The brand is directing consumers on its email database to Chanel.com via messages. In addition to the online-only bath oil, Chanel offered limited-time complementary shipping if the products were ordered on the Web site, triggering affluent consumers’ I-want-it-now reflex.
“Driving people to your Web site enables consumers to see the full breadth of products [while giving brands] the ability to collect email addresses and other information at point of sale if they purchase the product,” said Cindy Hale, president of OTW Boston Communications, Boston. “This makes more control for the manufacturer to better understand this customer, especially against a new product.
“Limited-timed offers create a rush and make you feel the need to make a decision quickly,” she said.
“It's a little like when you have a sale and you say that a sale ends this Saturday, you are creating a reason to hurry and make a decision.”
Ms. Hale is not affiliated with Chanel, but agreed to comment as an industry expert.
Chanel did not respond before press deadline.
Order of the bath
The limited-edition Chanel No. 5 bath oil can be found at http://www.chanel.com.
The bath oil is $85 for an 8.4oz. bottle.
The email in which the bath oil is presented is classic Chanel marketing – a black background with white lettering makes an image of the body oil pop out of the screen in a luminescent manner.
Chanel No. 5 bath oil email
Clicking through the email takes consumers to the bath oil product page on the Chanel site.
Chanel creates cross- and upsell opportunities by suggesting products that the bath oil goes well with, such as the Chanel No. 5 eau de toilette.
When shoppers add the products to the bag, they will see a sign for complimentary shipping.
Chanel No. 5 bath oil site
Since offering free shipping is not a common practice with luxury brands, this could be Chanel’s way of beating the competition in its fragrance and personal care sectors.
Luxury consumers generally enjoy limited-edition products and special offers.
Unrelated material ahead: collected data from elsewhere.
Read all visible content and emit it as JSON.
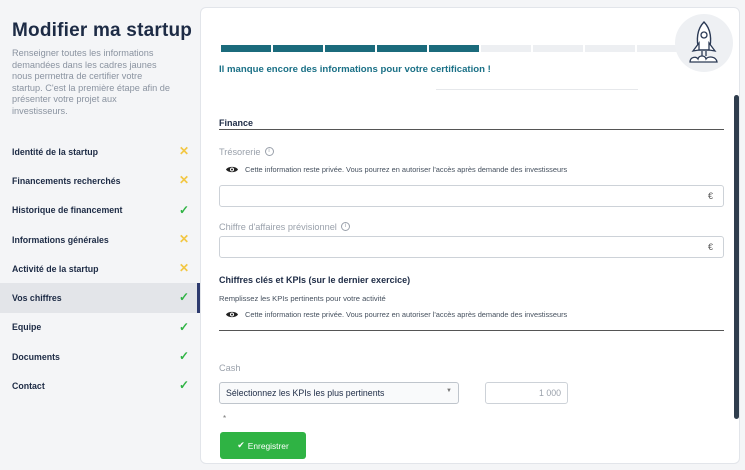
{
  "sidebar": {
    "title": "Modifier ma startup",
    "description": "Renseigner toutes les informations demandées dans les cadres jaunes nous permettra de certifier votre startup. C'est la première étape afin de présenter votre projet aux investisseurs.",
    "items": [
      {
        "label": "Identité de la startup",
        "status": "✕"
      },
      {
        "label": "Financements recherchés",
        "status": "✕"
      },
      {
        "label": "Historique de financement",
        "status": "✓"
      },
      {
        "label": "Informations générales",
        "status": "✕"
      },
      {
        "label": "Activité de la startup",
        "status": "✕"
      },
      {
        "label": "Vos chiffres",
        "status": "✓"
      },
      {
        "label": "Equipe",
        "status": "✓"
      },
      {
        "label": "Documents",
        "status": "✓"
      },
      {
        "label": "Contact",
        "status": "✓"
      }
    ],
    "active_index": 5
  },
  "progress": {
    "completed_segments": 5,
    "total_segments": 9,
    "message": "Il manque encore des informations pour votre certification !"
  },
  "finance": {
    "section_title": "Finance",
    "tresorerie_label": "Trésorerie",
    "privacy_note": "Cette information reste privée. Vous pourrez en autoriser l'accès après demande des investisseurs",
    "currency": "€",
    "ca_label": "Chiffre d'affaires prévisionnel"
  },
  "kpis": {
    "title": "Chiffres clés et KPIs (sur le dernier exercice)",
    "description": "Remplissez les KPIs pertinents pour votre activité",
    "privacy_note": "Cette information reste privée. Vous pourrez en autoriser l'accès après demande des investisseurs",
    "cash_label": "Cash",
    "select_value": "Sélectionnez les KPIs les plus pertinents",
    "kpi_placeholder": "1 000",
    "required_mark": "*"
  },
  "actions": {
    "save_label": "Enregistrer"
  },
  "colors": {
    "accent": "#1b6b7c",
    "success": "#2fb344",
    "warning": "#f2c744"
  }
}
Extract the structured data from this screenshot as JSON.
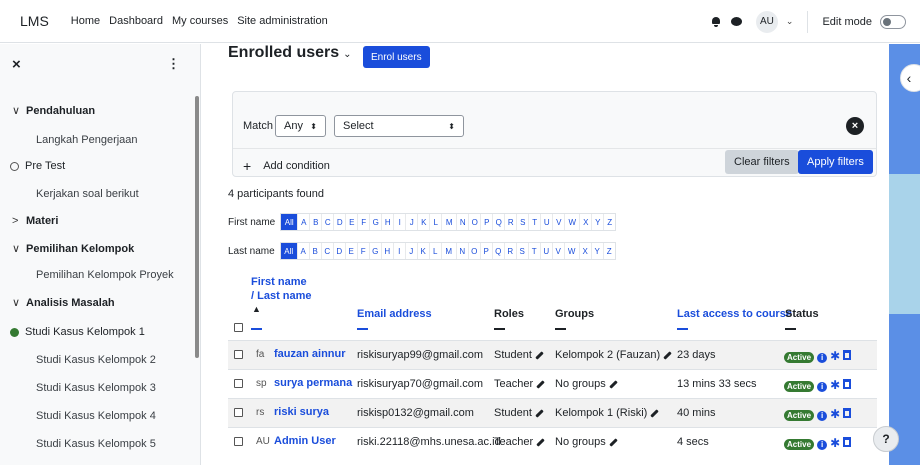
{
  "navbar": {
    "brand": "LMS",
    "links": [
      "Home",
      "Dashboard",
      "My courses",
      "Site administration"
    ],
    "avatar_initials": "AU",
    "edit_mode_label": "Edit mode"
  },
  "drawer": {
    "items": [
      {
        "type": "section",
        "caret": "∨",
        "label": "Pendahuluan"
      },
      {
        "type": "activity",
        "label": "Langkah Pengerjaan"
      },
      {
        "type": "mark-ring",
        "label": "Pre Test"
      },
      {
        "type": "activity",
        "label": "Kerjakan soal berikut"
      },
      {
        "type": "section",
        "caret": ">",
        "label": "Materi"
      },
      {
        "type": "section",
        "caret": "∨",
        "label": "Pemilihan Kelompok"
      },
      {
        "type": "activity",
        "label": "Pemilihan Kelompok Proyek"
      },
      {
        "type": "section",
        "caret": "∨",
        "label": "Analisis Masalah"
      },
      {
        "type": "mark-dot",
        "label": "Studi Kasus Kelompok 1"
      },
      {
        "type": "activity",
        "label": "Studi Kasus Kelompok 2"
      },
      {
        "type": "activity",
        "label": "Studi Kasus Kelompok 3"
      },
      {
        "type": "activity",
        "label": "Studi Kasus Kelompok 4"
      },
      {
        "type": "activity",
        "label": "Studi Kasus Kelompok 5"
      }
    ]
  },
  "page": {
    "title": "Enrolled users",
    "enrol_button": "Enrol users"
  },
  "filters": {
    "match_label": "Match",
    "match_value": "Any",
    "select_value": "Select",
    "add_condition": "Add condition",
    "clear_filters": "Clear filters",
    "apply_filters": "Apply filters"
  },
  "participants_found": "4 participants found",
  "alpha": {
    "first_name_label": "First name",
    "last_name_label": "Last name",
    "all": "All",
    "letters": [
      "A",
      "B",
      "C",
      "D",
      "E",
      "F",
      "G",
      "H",
      "I",
      "J",
      "K",
      "L",
      "M",
      "N",
      "O",
      "P",
      "Q",
      "R",
      "S",
      "T",
      "U",
      "V",
      "W",
      "X",
      "Y",
      "Z"
    ]
  },
  "table": {
    "headers": {
      "first_name": "First name",
      "last_name": "/ Last name",
      "email": "Email address",
      "roles": "Roles",
      "groups": "Groups",
      "last_access": "Last access to course",
      "status": "Status"
    },
    "rows": [
      {
        "initials": "fa",
        "name": "fauzan ainnur",
        "email": "riskisuryap99@gmail.com",
        "role": "Student",
        "group": "Kelompok 2 (Fauzan)",
        "last_access": "23 days",
        "status": "Active"
      },
      {
        "initials": "sp",
        "name": "surya permana",
        "email": "riskisuryap70@gmail.com",
        "role": "Teacher",
        "group": "No groups",
        "last_access": "13 mins 33 secs",
        "status": "Active"
      },
      {
        "initials": "rs",
        "name": "riski surya",
        "email": "riskisp0132@gmail.com",
        "role": "Student",
        "group": "Kelompok 1 (Riski)",
        "last_access": "40 mins",
        "status": "Active"
      },
      {
        "initials": "AU",
        "name": "Admin User",
        "email": "riski.22118@mhs.unesa.ac.id",
        "role": "Teacher",
        "group": "No groups",
        "last_access": "4 secs",
        "status": "Active"
      }
    ]
  },
  "help_button": "?",
  "colors": {
    "primary": "#1a4ddb",
    "success": "#357a32",
    "right_edge": "#5b8fe6"
  }
}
Since they have money to spend, special discounts will not impress them.
Therefore, Chanel’s marketing of this product as limited-edition and for a limited-time only will help to drive purchasing.
Inspiring the aspirational
Chanel may be aiming for younger consumers by connecting with them on a channel where they usually are found.
The brand could also be trying to connect with consumers who may not be able to afford luxury products now, but may be able to in the future.
The younger aspirational consumer is a market that many luxury brands are trying to hit, most notably through online marketing.
For instance, London-based jewelry brand Astley Clarke has rolled out a new customization tool allowing aspirational consumers to create their own stacks of rings, share the creation with friends and then buy in one quick step (see story).
Additionally, department store Bergdorf Goodman is using a shoppable video to increase the hype surrounding its younger 5F collection to likely increase ecommerce sales (see story).
“The buying power of the younger, less affluent consumer as a group is growing considerably,” said Tania Doub, retail strategy lead for Optaros, Boston. “There is a perception in the market that although the Chanel brand oozes luxury, it mainly attracts the over 55-year-old woman who wears tweed suits and sensible flats.
“With the introduction of the No. 5 essential bath oils and all the hype around the product being labeled 'heavenly' by fashionistas everywhere, this is a great way to get a younger demographic onto the Chanel ecommerce site,” she said.